When business owners are looking to engage a vendor for services, there’s usually a pain point or several, that triggers the decision maker to evaluate this area of their business and ultimately find a solution to fill the gap.
Where to start? Most of us will evaluate our budgets, determine what gaps we need to fill, determine a timeline for implementation, and then start the vetting process. As a business owner this can be a tedious process and quite frankly, my least favorite part of the job. However I also know how crucial it is to be part of the vetting process so I make the effort to schedule specific dates/times to focus on this area of my business.
Outside of finding a vendor that can execute and support my business needs, I found that selecting a partner, not just a vendor, that aligns with my business’s cultural values and one that my team and I simply jive with, has lead to longer, more productive and transparent relationships.
For those of us who work the standard 9-5 job, we come home at the end of the day, address any personal matters, then get ready for our traditional Taco Tuesdays or Chicken Florentine Thursdays. Then there are those of us who to take a client to happy hour after work, or stop by the gym before heading home for the day.
My point is we are all human, we all have schedules to adhere to and we come home at the end of the day, chat with our friends, family and in my case sip on a glass or two of my favorite Pinot Noir. In your personal life, odds are you surround yourself with friends that you culturally and socially align with, so why not do the same for your professional sphere?
I can attest that working with partners and clients that share similar cultural and social values has lead to some of my most valued friendships and bar none the most fruitful professional relationships since my wife and I started Vintage IT. In fact, I give out my personal cell phone number to all of our clients. I let them know they can call me at anytime if my team does not follow through with what was promised when we on-boarded the client. I don’t get many calls, so hopefully that means we are doing something right.

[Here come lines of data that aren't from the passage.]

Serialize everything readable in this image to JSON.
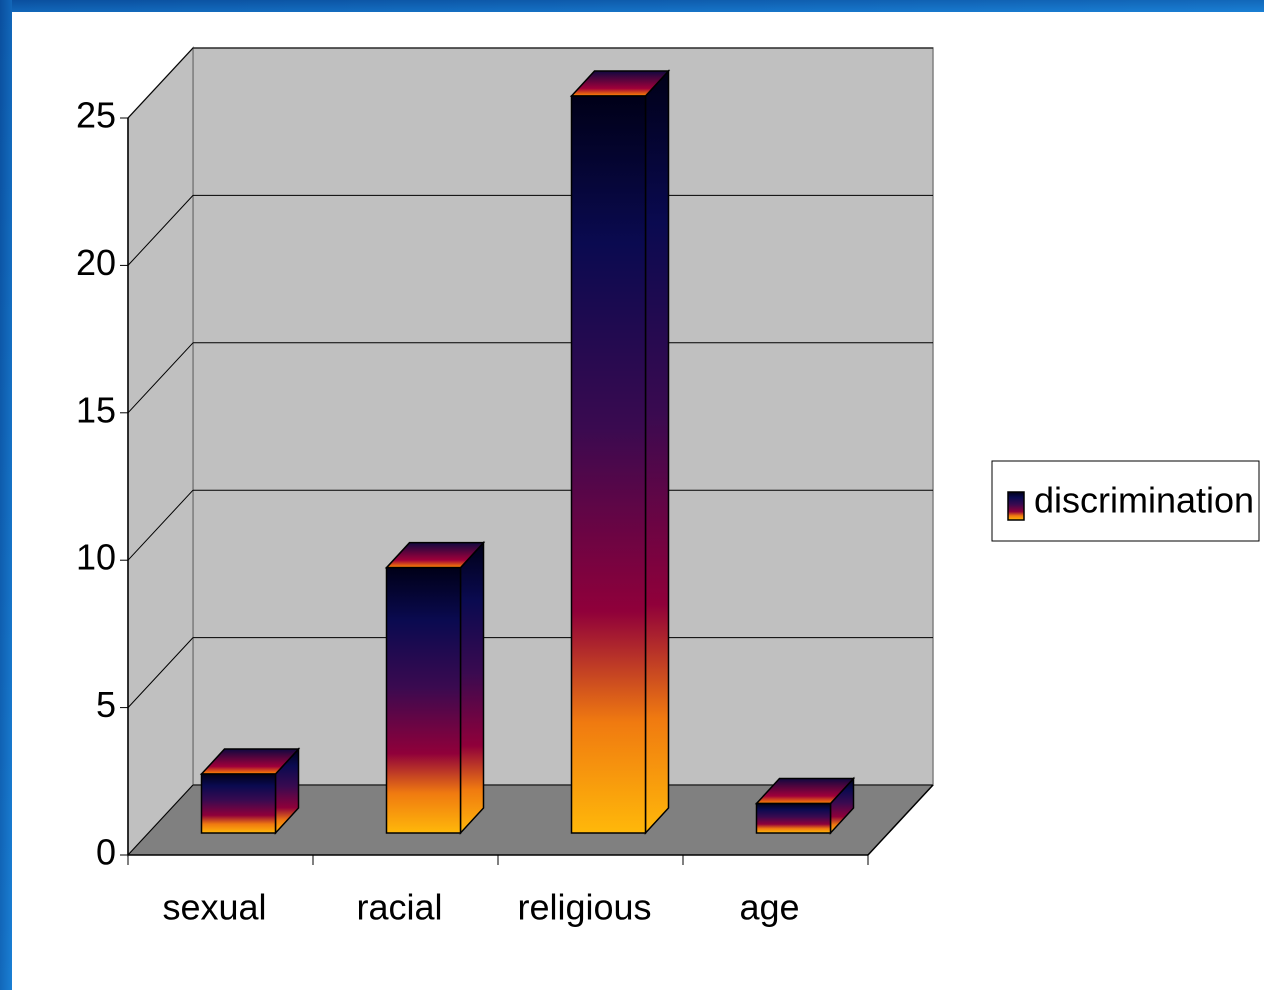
{
  "chart_data": {
    "type": "bar",
    "categories": [
      "sexual",
      "racial",
      "religious",
      "age"
    ],
    "series": [
      {
        "name": "discrimination",
        "values": [
          2,
          9,
          25,
          1
        ]
      }
    ],
    "ylim": [
      0,
      25
    ],
    "yticks": [
      0,
      5,
      10,
      15,
      20,
      25
    ],
    "grid": true,
    "legend": "right"
  }
}
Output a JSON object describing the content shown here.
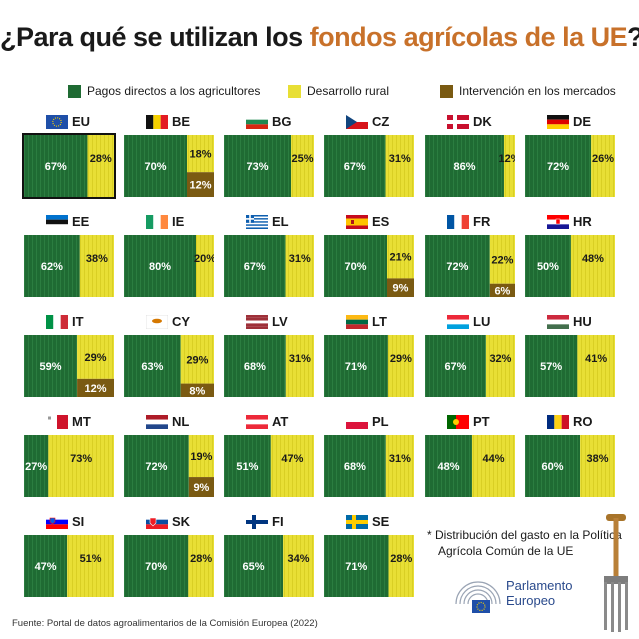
{
  "title": {
    "before": "¿Para qué se utilizan los ",
    "highlight": "fondos agrícolas de la UE",
    "after": "?*"
  },
  "legend": {
    "items": [
      {
        "label": "Pagos directos a los agricultores",
        "color": "#1f6b33"
      },
      {
        "label": "Desarrollo rural",
        "color": "#e8df35"
      },
      {
        "label": "Intervención en los mercados",
        "color": "#7a5a12"
      }
    ]
  },
  "chart_data": {
    "type": "bar",
    "stacked": true,
    "unit": "%",
    "series_names": [
      "Pagos directos a los agricultores",
      "Desarrollo rural",
      "Intervención en los mercados"
    ],
    "countries": [
      {
        "code": "EU",
        "direct": 67,
        "rural": 28,
        "market": null
      },
      {
        "code": "BE",
        "direct": 70,
        "rural": 18,
        "market": 12
      },
      {
        "code": "BG",
        "direct": 73,
        "rural": 25,
        "market": null
      },
      {
        "code": "CZ",
        "direct": 67,
        "rural": 31,
        "market": null
      },
      {
        "code": "DK",
        "direct": 86,
        "rural": 12,
        "market": null
      },
      {
        "code": "DE",
        "direct": 72,
        "rural": 26,
        "market": null
      },
      {
        "code": "EE",
        "direct": 62,
        "rural": 38,
        "market": null
      },
      {
        "code": "IE",
        "direct": 80,
        "rural": 20,
        "market": null
      },
      {
        "code": "EL",
        "direct": 67,
        "rural": 31,
        "market": null
      },
      {
        "code": "ES",
        "direct": 70,
        "rural": 21,
        "market": 9
      },
      {
        "code": "FR",
        "direct": 72,
        "rural": 22,
        "market": 6
      },
      {
        "code": "HR",
        "direct": 50,
        "rural": 48,
        "market": null
      },
      {
        "code": "IT",
        "direct": 59,
        "rural": 29,
        "market": 12
      },
      {
        "code": "CY",
        "direct": 63,
        "rural": 29,
        "market": 8
      },
      {
        "code": "LV",
        "direct": 68,
        "rural": 31,
        "market": null
      },
      {
        "code": "LT",
        "direct": 71,
        "rural": 29,
        "market": null
      },
      {
        "code": "LU",
        "direct": 67,
        "rural": 32,
        "market": null
      },
      {
        "code": "HU",
        "direct": 57,
        "rural": 41,
        "market": null
      },
      {
        "code": "MT",
        "direct": 27,
        "rural": 73,
        "market": null
      },
      {
        "code": "NL",
        "direct": 72,
        "rural": 19,
        "market": 9
      },
      {
        "code": "AT",
        "direct": 51,
        "rural": 47,
        "market": null
      },
      {
        "code": "PL",
        "direct": 68,
        "rural": 31,
        "market": null
      },
      {
        "code": "PT",
        "direct": 48,
        "rural": 44,
        "market": null
      },
      {
        "code": "RO",
        "direct": 60,
        "rural": 38,
        "market": null
      },
      {
        "code": "SI",
        "direct": 47,
        "rural": 51,
        "market": null
      },
      {
        "code": "SK",
        "direct": 70,
        "rural": 28,
        "market": null
      },
      {
        "code": "FI",
        "direct": 65,
        "rural": 34,
        "market": null
      },
      {
        "code": "SE",
        "direct": 71,
        "rural": 28,
        "market": null
      }
    ]
  },
  "footnote": {
    "line1": "* Distribución del gasto en la Política",
    "line2": "Agrícola Común de la UE"
  },
  "logo": {
    "line1": "Parlamento",
    "line2": "Europeo"
  },
  "source": "Fuente: Portal de datos agroalimentarios de la Comisión Europea (2022)",
  "colors": {
    "direct": "#1f6b33",
    "direct_stripe": "#2b7d40",
    "rural": "#e8df35",
    "rural_stripe": "#d9cf24",
    "market": "#7a5a12",
    "title_highlight": "#c8712a"
  }
}
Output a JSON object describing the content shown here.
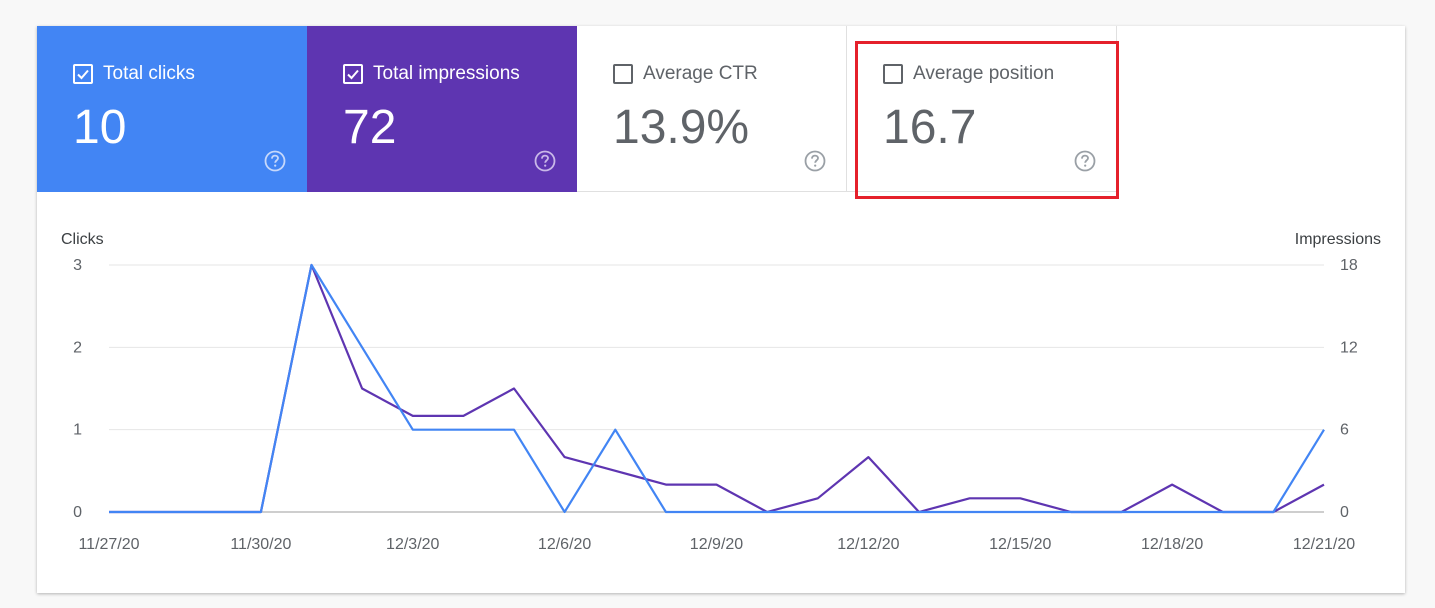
{
  "metrics": {
    "clicks": {
      "label": "Total clicks",
      "value": "10",
      "checked": true,
      "color": "#4285f4"
    },
    "impressions": {
      "label": "Total impressions",
      "value": "72",
      "checked": true,
      "color": "#5e35b1"
    },
    "ctr": {
      "label": "Average CTR",
      "value": "13.9%",
      "checked": false
    },
    "position": {
      "label": "Average position",
      "value": "16.7",
      "checked": false
    }
  },
  "highlight_color": "#e5202b",
  "chart_data": {
    "type": "line",
    "x": [
      "11/27/20",
      "11/28/20",
      "11/29/20",
      "11/30/20",
      "12/1/20",
      "12/2/20",
      "12/3/20",
      "12/4/20",
      "12/5/20",
      "12/6/20",
      "12/7/20",
      "12/8/20",
      "12/9/20",
      "12/10/20",
      "12/11/20",
      "12/12/20",
      "12/13/20",
      "12/14/20",
      "12/15/20",
      "12/16/20",
      "12/17/20",
      "12/18/20",
      "12/19/20",
      "12/20/20",
      "12/21/20"
    ],
    "x_tick_labels": [
      "11/27/20",
      "11/30/20",
      "12/3/20",
      "12/6/20",
      "12/9/20",
      "12/12/20",
      "12/15/20",
      "12/18/20",
      "12/21/20"
    ],
    "series": [
      {
        "name": "Clicks",
        "axis": "left",
        "color": "#4285f4",
        "values": [
          0,
          0,
          0,
          0,
          3,
          2,
          1,
          1,
          1,
          0,
          1,
          0,
          0,
          0,
          0,
          0,
          0,
          0,
          0,
          0,
          0,
          0,
          0,
          0,
          1
        ]
      },
      {
        "name": "Impressions",
        "axis": "right",
        "color": "#5e35b1",
        "values": [
          0,
          0,
          0,
          0,
          18,
          9,
          7,
          7,
          9,
          4,
          3,
          2,
          2,
          0,
          1,
          4,
          0,
          1,
          1,
          0,
          0,
          2,
          0,
          0,
          2
        ]
      }
    ],
    "ylabel_left": "Clicks",
    "ylabel_right": "Impressions",
    "ylim_left": [
      0,
      3
    ],
    "ylim_right": [
      0,
      18
    ],
    "yticks_left": [
      "0",
      "1",
      "2",
      "3"
    ],
    "yticks_right": [
      "0",
      "6",
      "12",
      "18"
    ],
    "grid": true
  }
}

As an example, we have a nonprofit client we have worked with since 2008 and we were chatting about our next company team building event and the client insisted that she host our entire team at her lake house located about 45 minutes outside of the Austin area. Vintage hired a caterer for the event and in between meals, our team took turns wakeboarding and waterskiing. Needless to say, we had a fabulous time.
I asked my Director of Sales & Marketing what her superpower was since she is the first touch when it comes to prospecting and working with new partners, and this was her response:
“Understanding People. We don’t do business with computers or robots we do business with people. Something that is the full culmination of all I have learned, worked, and lived through, one that rises to the top of all lessons. The most important thing is people and the most important destination is community. We are the singular thread that can bind all experiences with a higher purpose. We are a valuable treasure on this earth, and we must do all we can to love and respect each other for the very short time we are here.”
This is just one example of how our company’s values transcend to the entire team here at Vintage IT Services.
With that said, how do we ensure we are selecting the appropriate partner that aligns with our business’s cultural values?
How do we select a partner that truly cares about our business and when shit hits the fan (pardon me), will be there to solve the problem and clearly communicate as work is underway?
When asking these questions, it’s essential to listen carefully to their responses and follow up with additional questions if necessary. Here are some tips for how to navigate this:
Be transparent: Start by sharing your own company’s values and beliefs and why they are essential to your business. This can help the vendor understand what’s important to you and how they can align with your values.
Do your research: Before engaging with a vendor, research their company’s values, mission statement, and culture. This can give you an idea of whether their values align with yours and help you tailor your questions accordingly.
Follow up with references: If possible, ask the vendor to provide references from other clients they have worked with. This can give you a better sense of how they operate and whether their values align with yours.
Look for red flags: Be mindful of any red flags or warning signs during your conversations with the vendor. If something doesn’t feel right, trust your instincts and keep looking for a vendor/partner whose values align with yours.
In summary, asking the right questions and being transparent about your own values can help you ensure that your vendor/partner’s cultural values align with your business. Do your research, look for red flags before committing to a long-term partnership.